AVM’ler, işyerleri, plajlar açıldı, düğünler belli kuralar dahilinde serbest bırakıldı, Futbolda, alt liglerde kısıtlamaya devam kararı alındı ama süper lig maçlarının oynanmasında engel yok…



Örnekler listesini uzatabilmek mümkün.  



Buna karşın, risk seviyesi en düşük olan yelkende sportif karşılaşmalara henüz izin çıkmadı. Yelkenciler, “denize çıkış yasağının kaldırılması” ile kısmen avunuyorlar ama bu işi “zevk”ten ve “hobi”den öte, “profesyonel” düzeyde yapanlar için sağlanan “kısmi” serbestlik yeterli değil.


GÖZLER 15 TEMMUZ’DA…

Şimdi tüm dikkatler, Türkiye Yeken Federasyonu’nun açıkladığı 15 Temmuz tarihinde yoğunlaşmış durumda.



Ancak TYF’den yapılan duyuruda, “yarışlara bu tarihten itibaren izin verileceği”” değil, anılan tarihte “Son durumun değerlendirileceği” ifade ediliyor.

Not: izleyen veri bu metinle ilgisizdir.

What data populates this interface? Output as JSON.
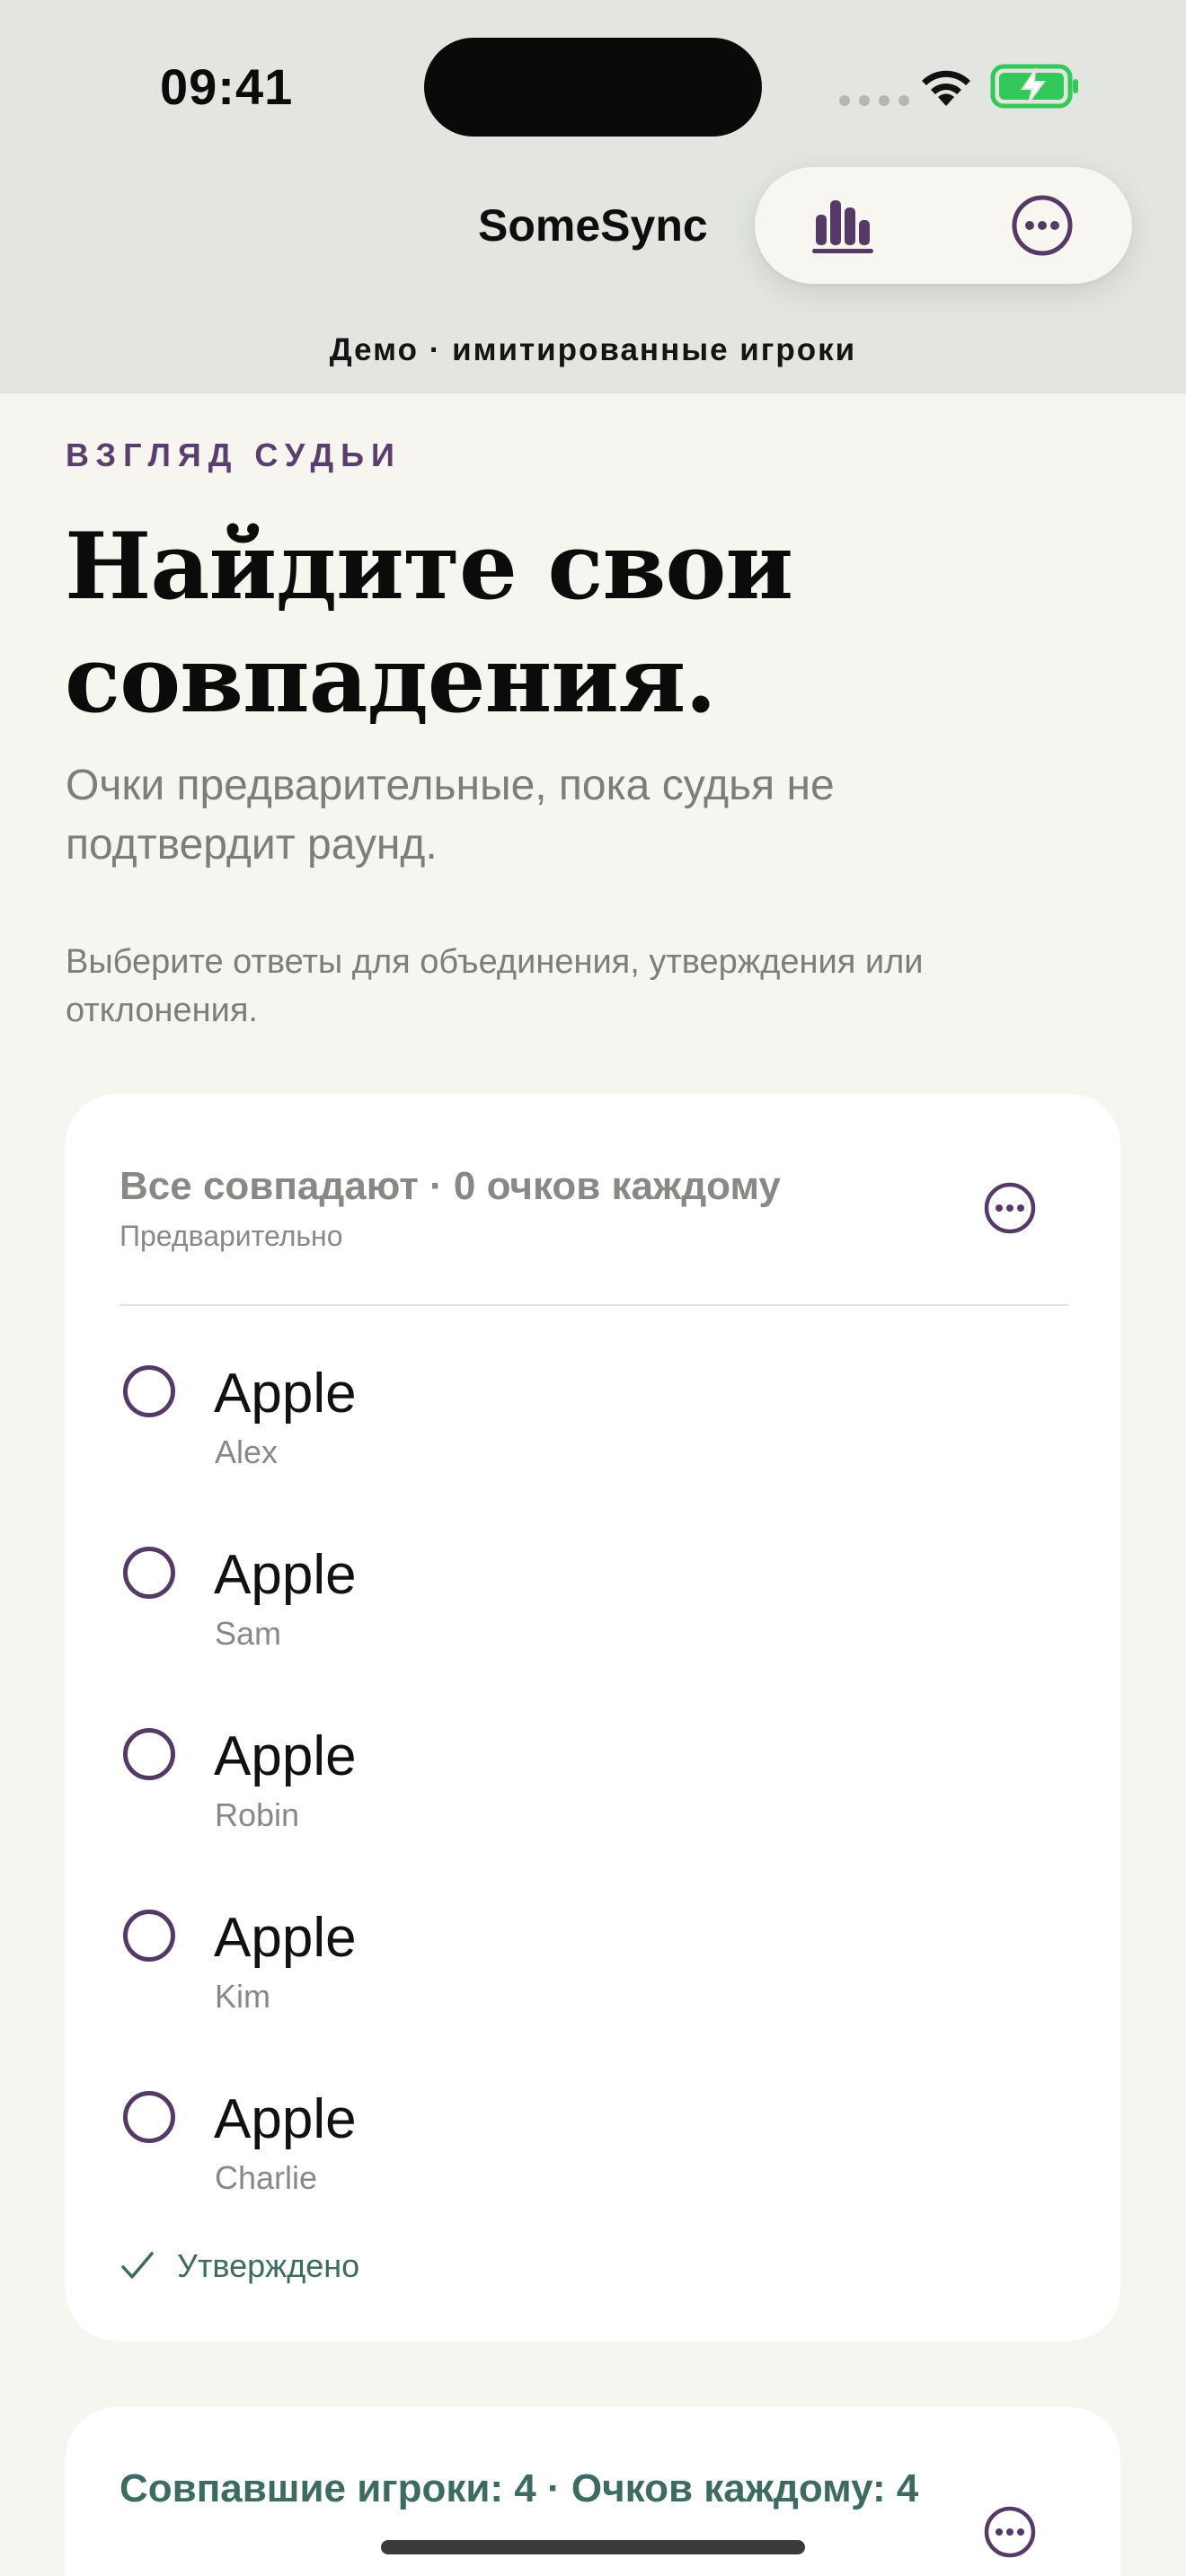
{
  "status_bar": {
    "time": "09:41"
  },
  "header": {
    "app_title": "SomeSync",
    "stats_icon": "bar-chart-icon",
    "more_icon": "ellipsis-circle-icon",
    "demo_banner": "Демо · имитированные игроки"
  },
  "intro": {
    "eyebrow": "ВЗГЛЯД СУДЬИ",
    "headline": "Найдите свои совпадения.",
    "subtitle": "Очки предварительные, пока судья не подтвердит раунд.",
    "hint": "Выберите ответы для объединения, утверждения или отклонения."
  },
  "group_card": {
    "title": "Все совпадают · 0 очков каждому",
    "status": "Предварительно",
    "answers": [
      {
        "word": "Apple",
        "player": "Alex"
      },
      {
        "word": "Apple",
        "player": "Sam"
      },
      {
        "word": "Apple",
        "player": "Robin"
      },
      {
        "word": "Apple",
        "player": "Kim"
      },
      {
        "word": "Apple",
        "player": "Charlie"
      }
    ],
    "approved_label": "Утверждено"
  },
  "match_card": {
    "title": "Совпавшие игроки: 4 · Очков каждому: 4"
  },
  "colors": {
    "accent_purple": "#553a66",
    "accent_green": "#3d6b62",
    "background": "#f7f5ef",
    "chrome": "#e2e5e0",
    "battery_green": "#34c759"
  }
}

Salgının seyrini gözleyen pek çok kişinin ortak görüşü ise etkinlik kısıtlamasının süreceğinden yana…



Ne var ki, sponsor desteğinde yarışan yelkenci ve yatçılarda, şirket takımlarına eğitim veren yelken okullarında bıçak artık kemiğe dayanmış durumda…



BİRİKİMLER TÜKETİLİYOR

2020’de planlanan yarışların yapılamaması hepsini zor durumda bıraktı. Çoğu aldıkları bütçeleri marina kirasına, leasing borçlarına ya da profesyonel kaptanlarına ödedikleri maaşlara yatırdıkları için kasaları boş. Şu anda birikimlerini tüketiyorlar ve “batmamak” için hareketliliğin başlayacağı günü iple çekiyorlar.

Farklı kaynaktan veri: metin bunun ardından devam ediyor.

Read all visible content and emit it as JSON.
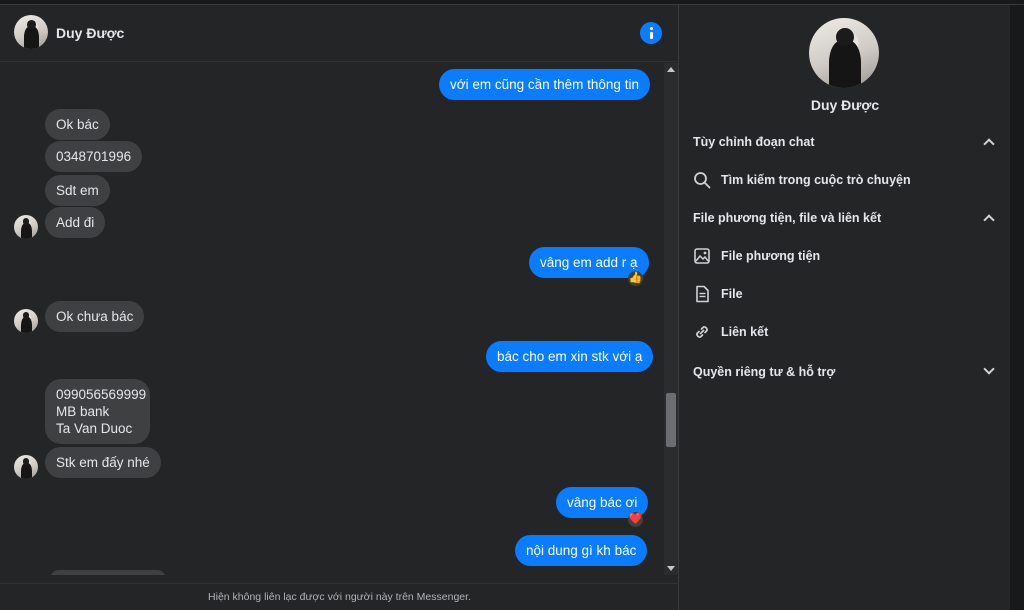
{
  "contact": {
    "name": "Duy Được"
  },
  "colors": {
    "accent": "#0a7cff",
    "incoming_bubble": "#3e4042",
    "background": "#242526"
  },
  "messages": [
    {
      "dir": "out",
      "text": "với em cũng cần thêm thông tin"
    },
    {
      "dir": "in",
      "text": "Ok bác"
    },
    {
      "dir": "in",
      "text": "0348701996"
    },
    {
      "dir": "in",
      "text": "Sdt em"
    },
    {
      "dir": "in",
      "text": "Add đi",
      "avatar": true
    },
    {
      "dir": "out",
      "text": "vâng em add r ạ",
      "reaction": "👍"
    },
    {
      "dir": "in",
      "text": "Ok chưa bác",
      "avatar": true
    },
    {
      "dir": "out",
      "text": "bác cho em xin stk với ạ"
    },
    {
      "dir": "in",
      "lines": [
        "099056569999",
        "MB bank",
        "Ta Van Duoc"
      ]
    },
    {
      "dir": "in",
      "text": "Stk em đấy nhé",
      "avatar": true
    },
    {
      "dir": "out",
      "text": "vâng bác ơi",
      "reaction": "❤️"
    },
    {
      "dir": "out",
      "text": "nội dung gì kh bác"
    }
  ],
  "footer_notice": "Hiện không liên lạc được với người này trên Messenger.",
  "sidebar": {
    "name": "Duy Được",
    "sections": [
      {
        "title": "Tùy chỉnh đoạn chat",
        "expanded": true
      },
      {
        "title": "File phương tiện, file và liên kết",
        "expanded": true
      },
      {
        "title": "Quyền riêng tư & hỗ trợ",
        "expanded": false
      }
    ],
    "items": [
      {
        "label": "Tìm kiếm trong cuộc trò chuyện",
        "icon": "search-icon"
      },
      {
        "label": "File phương tiện",
        "icon": "media-icon"
      },
      {
        "label": "File",
        "icon": "file-icon"
      },
      {
        "label": "Liên kết",
        "icon": "link-icon"
      }
    ]
  }
}
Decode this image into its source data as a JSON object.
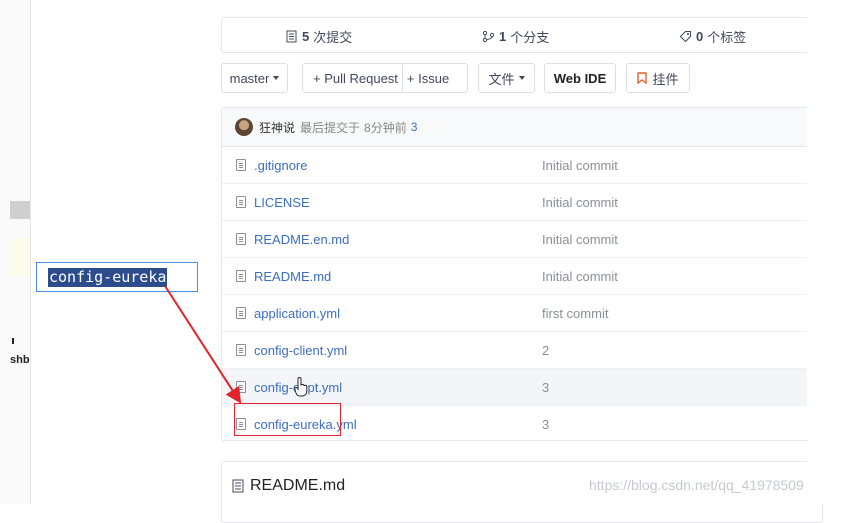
{
  "stats": {
    "commits_count": "5",
    "commits_label": "次提交",
    "branches_count": "1",
    "branches_label": "个分支",
    "tags_count": "0",
    "tags_label": "个标签"
  },
  "toolbar": {
    "branch_label": "master",
    "pull_request_label": "+ Pull Request",
    "issue_label": "+ Issue",
    "file_label": "文件",
    "webide_label": "Web IDE",
    "widget_label": "挂件"
  },
  "last_commit": {
    "author": "狂神说",
    "text": "最后提交于",
    "time": "8分钟前",
    "hash": "3"
  },
  "files": [
    {
      "name": ".gitignore",
      "message": "Initial commit"
    },
    {
      "name": "LICENSE",
      "message": "Initial commit"
    },
    {
      "name": "README.en.md",
      "message": "Initial commit"
    },
    {
      "name": "README.md",
      "message": "Initial commit"
    },
    {
      "name": "application.yml",
      "message": "first commit"
    },
    {
      "name": "config-client.yml",
      "message": "2"
    },
    {
      "name": "config-dept.yml",
      "message": "3"
    },
    {
      "name": "config-eureka.yml",
      "message": "3"
    }
  ],
  "readme": {
    "title": "README.md"
  },
  "annotation": {
    "label": "config-eureka"
  },
  "left_panel": {
    "fragment": "shb"
  },
  "watermark": "https://blog.csdn.net/qq_41978509",
  "colors": {
    "link": "#3d6ebf",
    "highlight": "#2d4c8c",
    "arrow": "#e0232d"
  }
}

Yelken okulu işleten deneyimli isimlerden biri, “Sponsorum beni aramıyor, ben de anlaşma iptal edilir korkusu ile onu arayamıyorum” derken, bir diğeri şunları söylüyor:



“Aşırı hassas davranıyoruz. Denize çıkarken tekneye bir kişi biniyor ve tüm çantaları yerleştirdikten sonra diğer kursiyerleri teker teker tekneye alıyoruz. Herhangi bir şey almak için aşağıya sadece bir kişinin inmesine izin veriyoruz. Karaya döndükten sonra da tekneden aynı şekilde ayrılıyoruz. Ama biz bu denli dikkatli davranırken ada vapurlarında veya teknelerde insanlar burun buruna. Sosyal mesafe sıfır.”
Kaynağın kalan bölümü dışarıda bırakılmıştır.